Github PRs use the normal Git branch and merge commands (or rebase). You push the complete history of your branch to Github and it does the merge for you. You can perform them yourself. If you click on "view command line instructions" Github will give you the equivalent commands to run.

I'll explain each command.
Step 1: From your project repository, bring in the changes and test.
- git fetch origin
- git checkout -b issue/#1761 origin/issue/#1761
- git merge master
Git does not talk to the network without your say so. git fetch origin
efficiently downloads an updated snapshot of the remote repository called "origin". In this case that's the repository on Github.

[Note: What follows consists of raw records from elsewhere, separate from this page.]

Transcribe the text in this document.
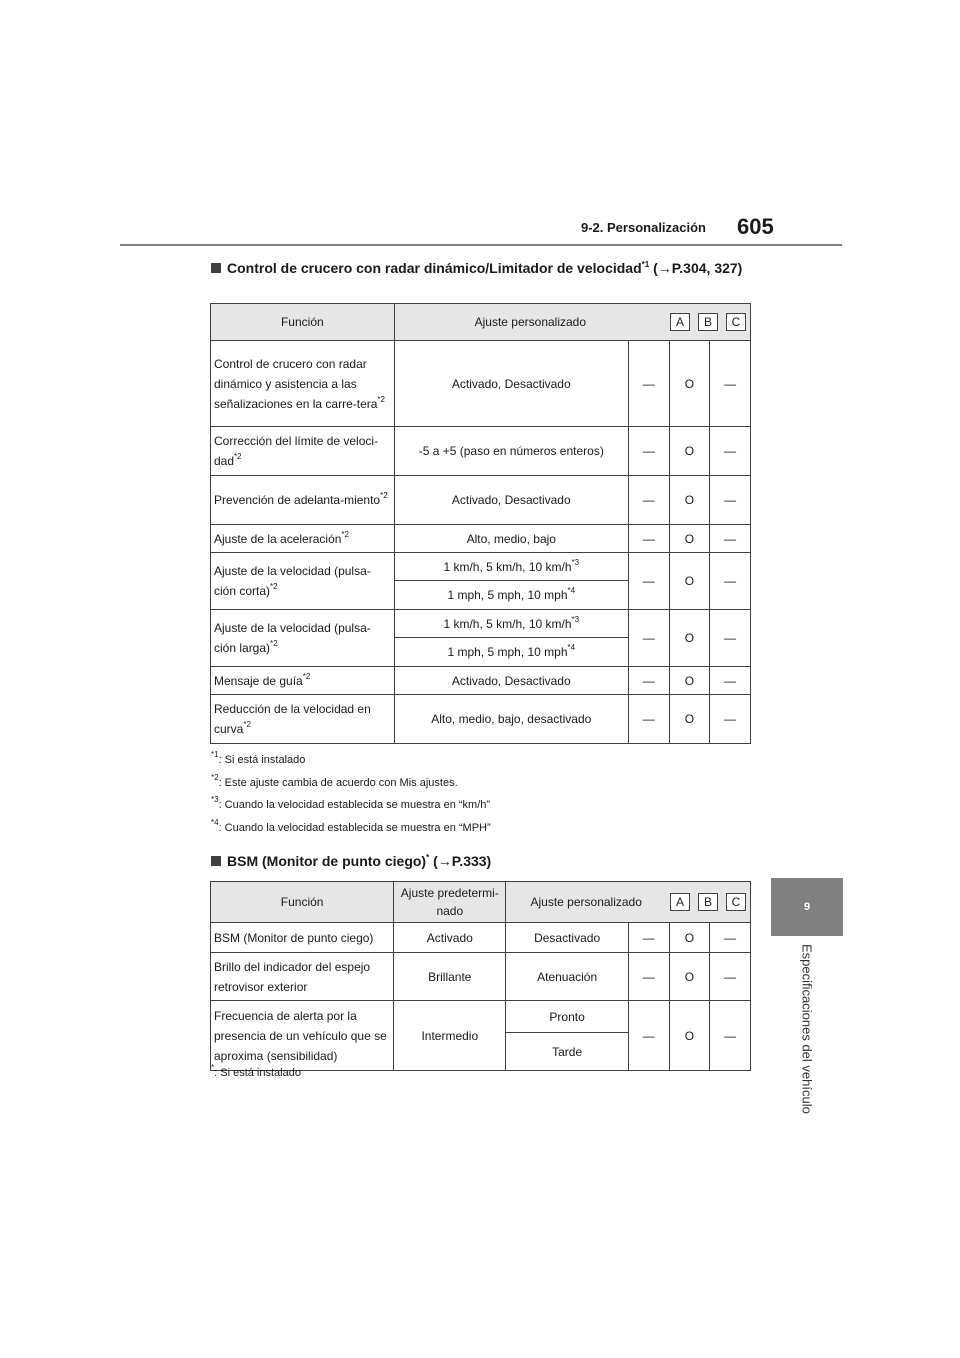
9-2. Personalización 605
9
Especificaciones del vehículo
Control de crucero con radar dinámico/Limitador de velocidad$^{*1}$ (→P.304, 327)
Función	Ajuste personalizado A B C			

Control de crucero con radar dinámico y asistencia a las señalizaciones en la carre-tera$^{*2}$	Activado, Desactivado	—	O	—
Corrección del límite de veloci-dad$^{*2}$	-5 a +5 (paso en números enteros)	—	O	—
Prevención de adelanta-miento$^{*2}$	Activado, Desactivado	—	O	—
Ajuste de la aceleración$^{*2}$	Alto, medio, bajo	—	O	—
Ajuste de la velocidad (pulsa-ción corta)$^{*2}$	1 km/h, 5 km/h, 10 $km/h^{*3}$	—	O	—
	1 mph, 5 mph, 10 mph$^{*4}$
Ajuste de la velocidad (pulsa-ción larga)$^{*2}$	1 km/h, 5 km/h, 10 $km/h^{*3}$	—	O	—
	1 mph, 5 mph, 10 mph$^{*4}$
Mensaje de guía$^{*2}$	Activado, Desactivado	—	O	—
Reducción de la velocidad en curva$^{*2}$	Alto, medio, bajo, desactivado	—	O	—
$^{*1}$: Si está instalado
$^{*2}$: Este ajuste cambia de acuerdo con Mis ajustes.
$^{*3}$: Cuando la velocidad establecida se muestra en “km/h”
$^{*4}$: Cuando la velocidad establecida se muestra en “MPH”
BSM (Monitor de punto ciego)* (→P.333)
Función	Ajuste predetermi-nado	Ajuste personalizado A B C			

BSM (Monitor de punto ciego)	Activado	Desactivado	—	O	—
Brillo del indicador del espejo retrovisor exterior	Brillante	Atenuación	—	O	—
Frecuencia de alerta por la presencia de un vehículo que se aproxima (sensibilidad)	Intermedio	Pronto	—	O	—
		Tarde			
*: Si está instalado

Now that your idea of what's on Github is up to date, you checkout a local branch for the PR. In this case that's issue/#1761
. origin/issue/#1761
is your "remote tracking branch", your local snapshot of the last place the branch issue/#1761
was the last time you fetched.
Then you merge master
into your local version of issue/#1761
to bring it up to date. Now you can test it to make sure it works with the latest version of master
. Oddly enough, Github does not do this last step of updating from master.
Step 2: Merge the changes and update on GitHub.
- git checkout master
- git merge --no-ff issue/#1761
- git push origin master
Now that the branch is up to date, you checkout your local master
branch, merge in your local version of issue/#1761
using --no-ff
to ensure there is a merge commit even if it can be fast-forwarded, and then push your changes to master
to Github.
You don't need Github for this. You can set up your own remote Git server using nothing more than ssh. It won't have all the bells and whistles, and no PR interface, but you can give people ssh logins to push and pull and do all the basic remote branching and merging.
Github uses the normal Git merge tools, though likely heavily modified to scale. The major thing Github brings is a simple way to set up a centralized remote repository for everyone to push and pull from, plus adding standardized authentication, review, and actions to the process.
And Github is not the only game in town for hosting extra process bells and whistles. There's Gitlab, Bitbucket, and other Git hosting services. As well as various stand-alone servers like Gitea and GitBucket.